When I started my Magruder book project I wanted to see what an injection of “Magruder” would show about my family’s involvement in slavery. As neither family trees nor archival records have a natural boundary like that of a single human body, I decided my circulatory system would be limited to Maryland and D.C., with occasional excursions to Virginia.
Within that body of evidence, I would look at two questions.
First, would I find that my relatives and other Magruder descendants had taken part in every aspect of the pernicious institution, from manumissions to slave trading?
Some answers so far:
Claims by descendants (including my grandmother) that an ancestor “freed his slaves” far outnumber manumissions that are visible in the records. The 19th century requirement that free blacks in Maryland carry papers proving their status means that, at least within the time span of that law, the answer is not ambiguous. (My great-great-grandfather, it turns out, was living in D.C. at the time in question, so I am still researching his story.)

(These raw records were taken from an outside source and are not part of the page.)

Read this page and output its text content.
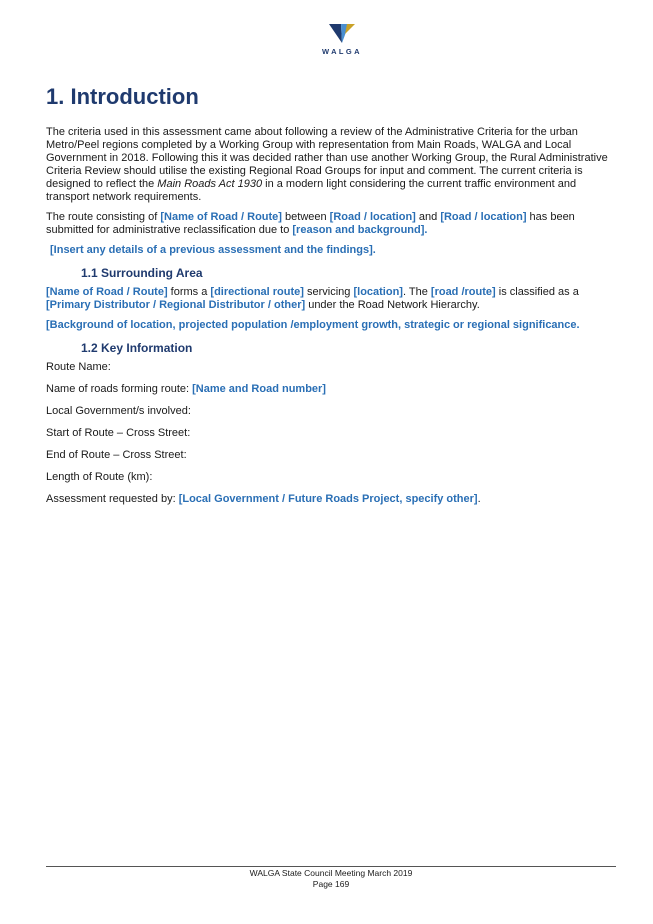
WALGA
1. Introduction

The criteria used in this assessment came about following a review of the Administrative Criteria for the urban Metro/Peel regions completed by a Working Group with representation from Main Roads, WALGA and Local Government in 2018. Following this it was decided rather than use another Working Group, the Rural Administrative Criteria Review should utilise the existing Regional Road Groups for input and comment. The current criteria is designed to reflect the Main Roads Act 1930 in a modern light considering the current traffic environment and transport network requirements.

The route consisting of [Name of Road / Route] between [Road / location] and [Road / location] has been submitted for administrative reclassification due to [reason and background].

[Insert any details of a previous assessment and the findings].

1.1 Surrounding Area

[Name of Road / Route] forms a [directional route] servicing [location]. The [road /route] is classified as a [Primary Distributor / Regional Distributor / other] under the Road Network Hierarchy.

[Background of location, projected population /employment growth, strategic or regional significance.

1.2 Key Information
Route Name:
Name of roads forming route: [Name and Road number]
Local Government/s involved:
Start of Route – Cross Street:
End of Route – Cross Street:
Length of Route (km):
Assessment requested by: [Local Government / Future Roads Project, specify other].
WALGA State Council Meeting March 2019
Page 169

And, so far, I have found just one man who (according to one of his half-siblings) signed on as driver for a slave trader trafficking people to the Deep South. Magruders did do business with slave traders, however, both buying and selling human beings. More than a million people were trafficked from the Upper South to the Deep South between 1808 and Emancipation, including a substantial percentage of people enslaved in Maryland and Virginia, and the sale of healthy, young workers was lucrative. Magruders did not stand apart from this reality. In a few cases, Magruders who advertised people for sale (in between ads for hay, cattle, furniture, and shoes) took steps to ensure that they could not be removed from the state.
Second, would my search paths illuminate the lives of any of the thousands of people who were enslaved by Magruders and descendants, from the 1660s to the 1860s?
The answer so far:
A few. The best resources are the so-called Slave Statistics compiled from 1864 (date of Maryland Emancipation) to 1869. These are the affidavits sworn by enslavers who hoped that either the state or the Federal government would compensate them for the loss of their captive laborers. Filing required a second affidavit affirming that the filer had remained true to the Union and not supported the rebellion–which, of course, many could not or would not swear to. The whole process was voluntary and aspirational–compensation did not materialize–so the record is partial, but the affidavits provide each enslaved person’s first and last name and age. This is a tremendous head-start for descendants who are researching their family trees–full name, approximate age, and last enslaver. In some cases, family groupings are clear. Once those relationships have been established, the next question is: how do we get to the next generation back?
A large part of my research in the last ten years has focused on helping with that question by connecting the Slave Statistics for Prince George’s County to the probate, land, and tax records of enslavers. In some cases I have been able to assemble known or likely family lines and siblings by tracing them through several generations of white family records. I have posted about this before and will do so again. In my book, I sometimes pause the narrative to provide explicit information about “Following the Lines” of these families.
And then, of course, I am too curious for my own good.
People, places, events…things surface in my reading that I just have to learn more about. Rabbit holes turn into tunnels. Or should I say that what I thought was a capillary turns out to be an artery.
Which is how the Civil War / Emancipation era came to dominate my research for the last…well, it might be three years. Working title for that section of the book: “When Everything Happened.”
So, it’s time to share. Starting now, I will try to post at least once a week about something in my research. I’m starting with Civil War soldiers–both Yanks and Rebs, most white, two black–whose lives I never would have known about had they not been illuminated by the “contrasting dye” of Magruder descent.